The most common chart types are included in Charts, with more on the way. Chart types can be used together in many combiniations to present all sorts of data sources.
A line chart renders quantitative data as a series of points connected by line segments. Lines can be straight, curved, or stepped. Markers can optionally be displayed based on type (such as first/last, high/low, negative, etc.).
Scatter charts render data points where each point is represented by a marker. Markers can use numerous built-in shapes or can be set to use custom shapes.
An area chart is a derivative of a line chart, where the area between the line and axis is filled in. As with line charts, areas can also be rendered using straight, curved, or stepped lines.
A stacked area chart combines multiple area series to represent cumulative totals.

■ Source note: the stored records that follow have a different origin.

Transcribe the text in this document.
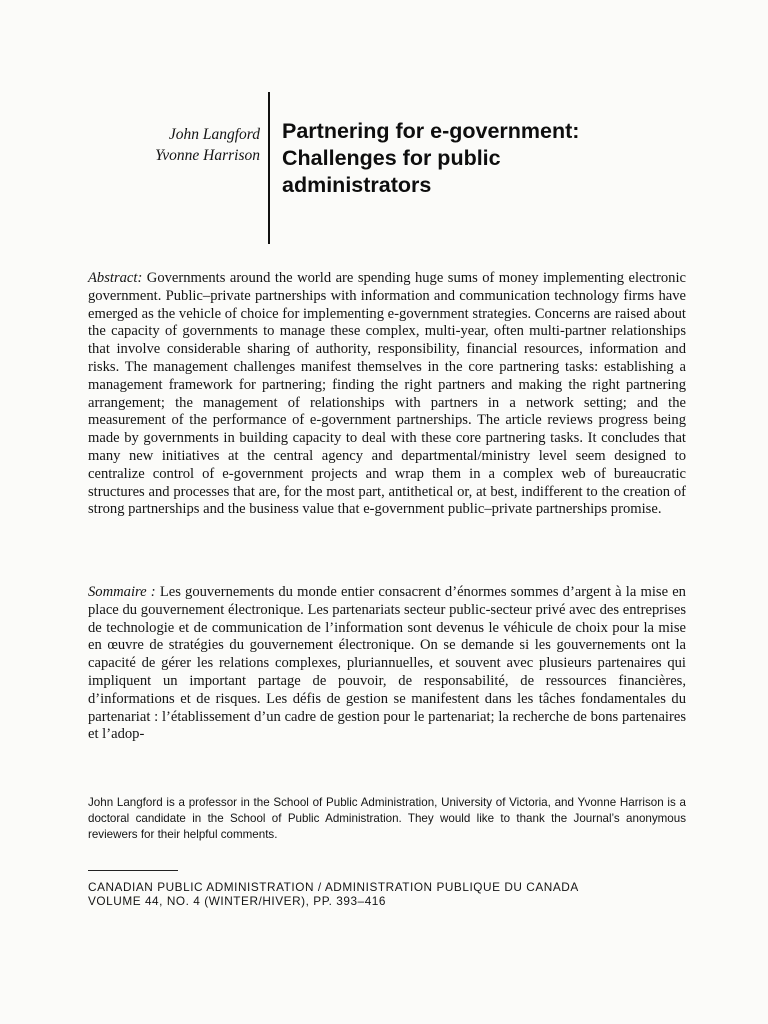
John Langford
Yvonne Harrison
Partnering for e-government:
Challenges for public
administrators

Abstract: Governments around the world are spending huge sums of money implementing electronic government. Public–private partnerships with information and communication technology firms have emerged as the vehicle of choice for implementing e-government strategies. Concerns are raised about the capacity of governments to manage these complex, multi-year, often multi-partner relationships that involve considerable sharing of authority, responsibility, financial resources, information and risks. The management challenges manifest themselves in the core partnering tasks: establishing a management framework for partnering; finding the right partners and making the right partnering arrangement; the management of relationships with partners in a network setting; and the measurement of the performance of e-government partnerships. The article reviews progress being made by governments in building capacity to deal with these core partnering tasks. It concludes that many new initiatives at the central agency and departmental/ministry level seem designed to centralize control of e-government projects and wrap them in a complex web of bureaucratic structures and processes that are, for the most part, antithetical or, at best, indifferent to the creation of strong partnerships and the business value that e-government public–private partnerships promise.

Sommaire : Les gouvernements du monde entier consacrent d’énormes sommes d’argent à la mise en place du gouvernement électronique. Les partenariats secteur public-secteur privé avec des entreprises de technologie et de communication de l’information sont devenus le véhicule de choix pour la mise en œuvre de stratégies du gouvernement électronique. On se demande si les gouvernements ont la capacité de gérer les relations complexes, pluriannuelles, et souvent avec plusieurs partenaires qui impliquent un important partage de pouvoir, de responsabilité, de ressources financières, d’informations et de risques. Les défis de gestion se manifestent dans les tâches fondamentales du partenariat : l’établissement d’un cadre de gestion pour le partenariat; la recherche de bons partenaires et l’adop-

John Langford is a professor in the School of Public Administration, University of Victoria, and Yvonne Harrison is a doctoral candidate in the School of Public Administration. They would like to thank the Journal’s anonymous reviewers for their helpful comments.

CANADIAN PUBLIC ADMINISTRATION / ADMINISTRATION PUBLIQUE DU CANADA
VOLUME 44, NO. 4 (WINTER/HIVER), PP. 393–416
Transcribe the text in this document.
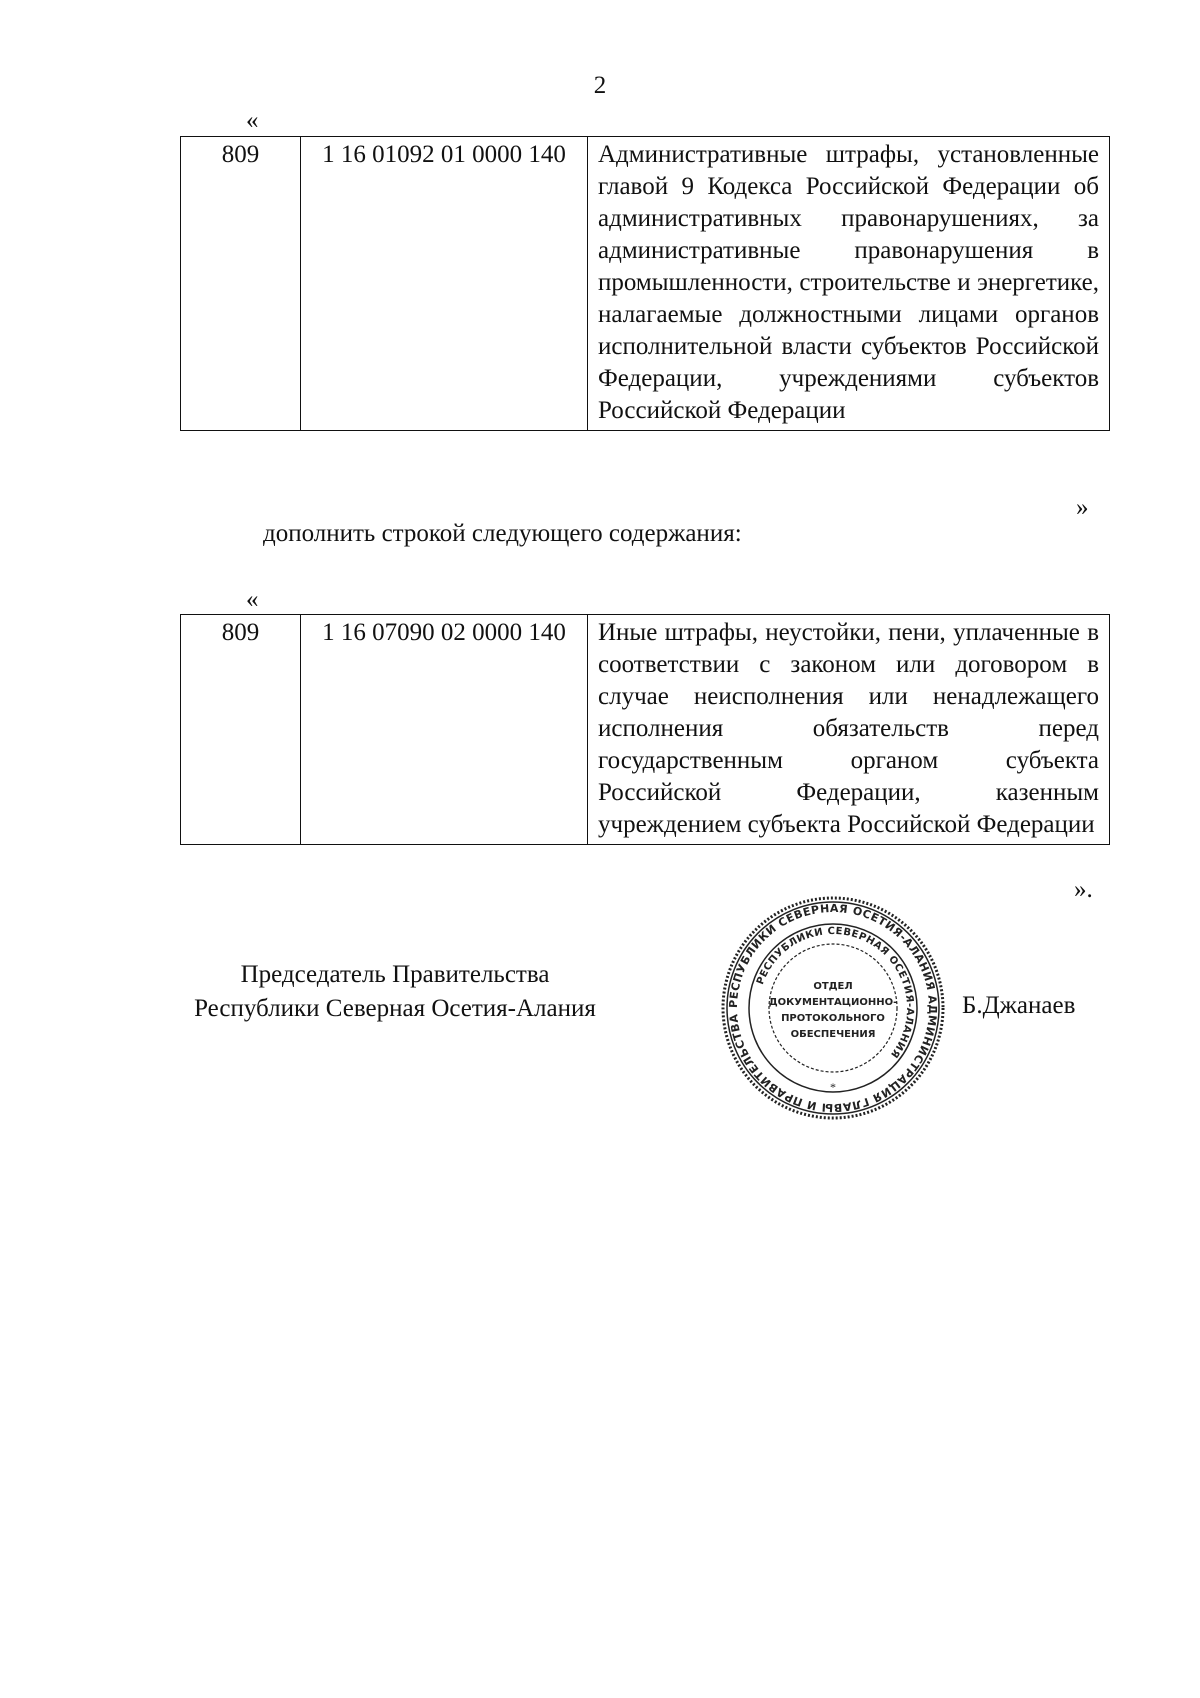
2
«
809	1 16 01092 01 0000 140	Административные штрафы, установленные главой 9 Кодекса Российской Федерации об административных правонарушениях, за административные правонарушения в промышленности, строительстве и энергетике, налагаемые должностными лицами органов исполнительной власти субъектов Российской Федерации, учреждениями субъектов Российской Федерации
»
дополнить строкой следующего содержания:
«
809	1 16 07090 02 0000 140	Иные штрафы, неустойки, пени, уплаченные в соответствии с законом или договором в случае неисполнения или ненадлежащего исполнения обязательств перед государственным органом субъекта Российской Федерации, казенным учреждением субъекта Российской Федерации
».
Председатель Правительства
Республики Северная Осетия-Алания	РЕСПУБЛИКИ СЕВЕРНАЯ ОСЕТИЯ-АЛАНИЯ АДМИНИСТРАЦИЯ ГЛАВЫ И ПРАВИТЕЛЬСТВА
РЕСПУБЛИКИ СЕВЕРНАЯ ОСЕТИЯ-АЛАНИЯ
ОТДЕЛ
ДОКУМЕНТАЦИОННО-
ПРОТОКОЛЬНОГО
ОБЕСПЕЧЕНИЯ
*
Б.Джанаев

A 100% stacked area chart ensures that the combined areas fill the chart, and that each area is representative of its percentage of the cumulative total.
A bar chart displays rectangular bars with lengths proportional to the values they represent. Bar spacing can be set and the bars can be changed to render horizontally instead.
A stacked bar chart combines multiple bar series to represent cumulative totals.
A 100% stacked bar chart ensures that the combined bars fill the chart, and that each area is representative of its percentage of the cumulative total.
A pie chart displays data as a series of pie slices, making up a whole "pie". The value of each data point is represented by the size of each pie slice. A donut chart is similar to a pie chart, but with a hole in the center.